Mmm, at last I can unleash my long-winded list of reasons not to spank on the world, and no one can interrupt me (or smirk and say, "Wait till you have boys," or some other such patronizing comment.) Okay, here goes:
1. I do believe, no matter what anyone says to the contrary, that any time you, as an authority figure, use any kind of harsh physical means (this could be spanking, slapping, even just grabbing a kid by the arm too hard,) it gives the impression to the child that if you are bigger than someone or in some way in charge of them, using your greater physical power is an acceptable way to control the other person. And this is not the way I want my kids thinking!

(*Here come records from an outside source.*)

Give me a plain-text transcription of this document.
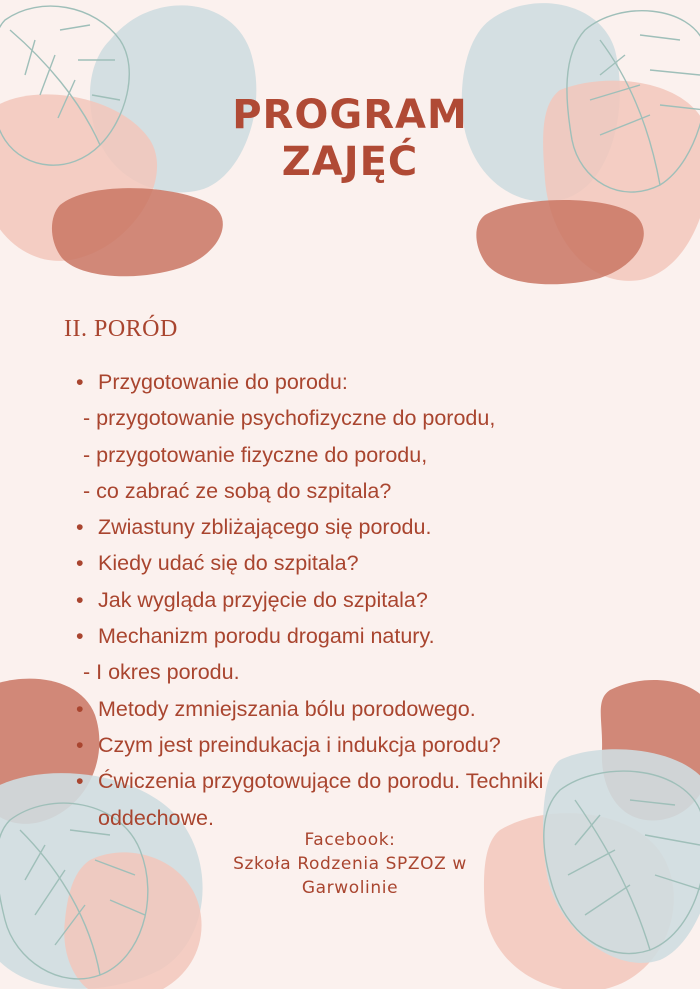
PROGRAM
ZAJĘĆ
II. PORÓD
• Przygotowanie do porodu:
- przygotowanie psychofizyczne do porodu,
- przygotowanie fizyczne do porodu,
- co zabrać ze sobą do szpitala?
• Zwiastuny zbliżającego się porodu.
• Kiedy udać się do szpitala?
• Jak wygląda przyjęcie do szpitala?
• Mechanizm porodu drogami natury.
- I okres porodu.
• Metody zmniejszania bólu porodowego.
• Czym jest preindukacja i indukcja porodu?
• Ćwiczenia przygotowujące do porodu. Techniki
oddechowe.
Facebook:
Szkoła Rodzenia SPZOZ w
Garwolinie
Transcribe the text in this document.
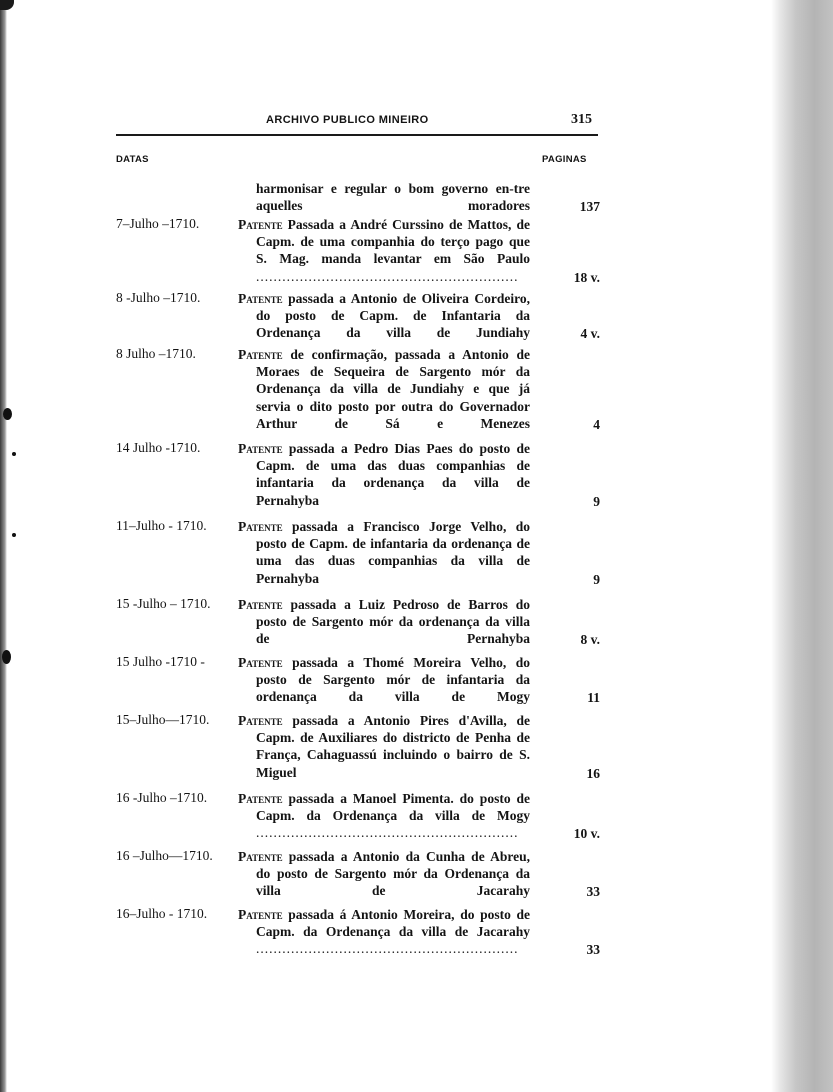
ARCHIVO PUBLICO MINEIRO	315
DATAS	PAGINAS
harmonisar e regular o bom governo en-tre aquelles moradores	137
7–Julho –1710.	Patente Passada a André Curssino de Mattos, de Capm. de uma companhia do terço pago que S. Mag. manda levantar em São Paulo ............................................................	18 v.
8 -Julho –1710.	Patente passada a Antonio de Oliveira Cordeiro, do posto de Capm. de Infantaria da Ordenança da villa de Jundiahy	4 v.
8 Julho –1710.	Patente de confirmação, passada a Antonio de Moraes de Sequeira de Sargento mór da Ordenança da villa de Jundiahy e que já servia o dito posto por outra do Governador Arthur de Sá e Menezes	4
14 Julho -1710.	Patente passada a Pedro Dias Paes do posto de Capm. de uma das duas companhias de infantaria da ordenança da villa de Pernahyba	9
11–Julho - 1710. Patente passada a Francisco Jorge Velho, do posto de Capm. de infantaria da ordenança de uma das duas companhias da villa de Pernahyba	9
15 -Julho – 1710. Patente passada a Luiz Pedroso de Barros do posto de Sargento mór da ordenança da villa de Pernahyba	8 v.
15 Julho -1710 - Patente passada a Thomé Moreira Velho, do posto de Sargento mór de infantaria da ordenança da villa de Mogy	11
15–Julho—1710. Patente passada a Antonio Pires d'Avilla, de Capm. de Auxiliares do districto de Penha de França, Cahaguassú incluindo o bairro de S. Miguel	16
16 -Julho –1710. Patente passada a Manoel Pimenta. do posto de Capm. da Ordenança da villa de Mogy ............................................................	10 v.
16 –Julho—1710. Patente passada a Antonio da Cunha de Abreu, do posto de Sargento mór da Ordenança da villa de Jacarahy	33
16–Julho - 1710. Patente passada á Antonio Moreira, do posto de Capm. da Ordenança da villa de Jacarahy ............................................................	33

Reacting physically to a power struggle is the natural human instinct, but it is one we hopefully outgrow and mature beyond. So if we agree with the above, and don't want our kids hitting other kids, how much sense would it make to spank them for hitting? To me, none at all.
2. For a lot of kids, spanking is very hurtful psychologically- it is humiliating, degrading, seems like a contradiction of their parent's alleged love for them, causes them to fear authority, and for some kids, even confuses their developing sexuality.
Then there are other kids, who maybe couldn't care less. But you as the parent are not all knowing, no matter how in tune you might be with your kid, and I sure as heck wouldn't want to risk hurting my child's psyche in that way.
3. There are other ways to discipline. It's that simple. One of the articles I read through some of my online investigation of this topic made a very good comment, which was to the effect that, "If you canraise a happy, generally well-behaved kid without spanking them, why wouldn't you?" The assumption being that you can, and I have never seen evidence to contradict this assumption.
I think the reason a lot of people choose to spank is that it's just easier. It's a quick solution to things, to threaten a physical punishment. But if there are other means, which if used consistently will get you to the same result, I think that an unselfish parent will choose that route, even if it requires more patience and follow-through.
And there is my very lengthy two sense.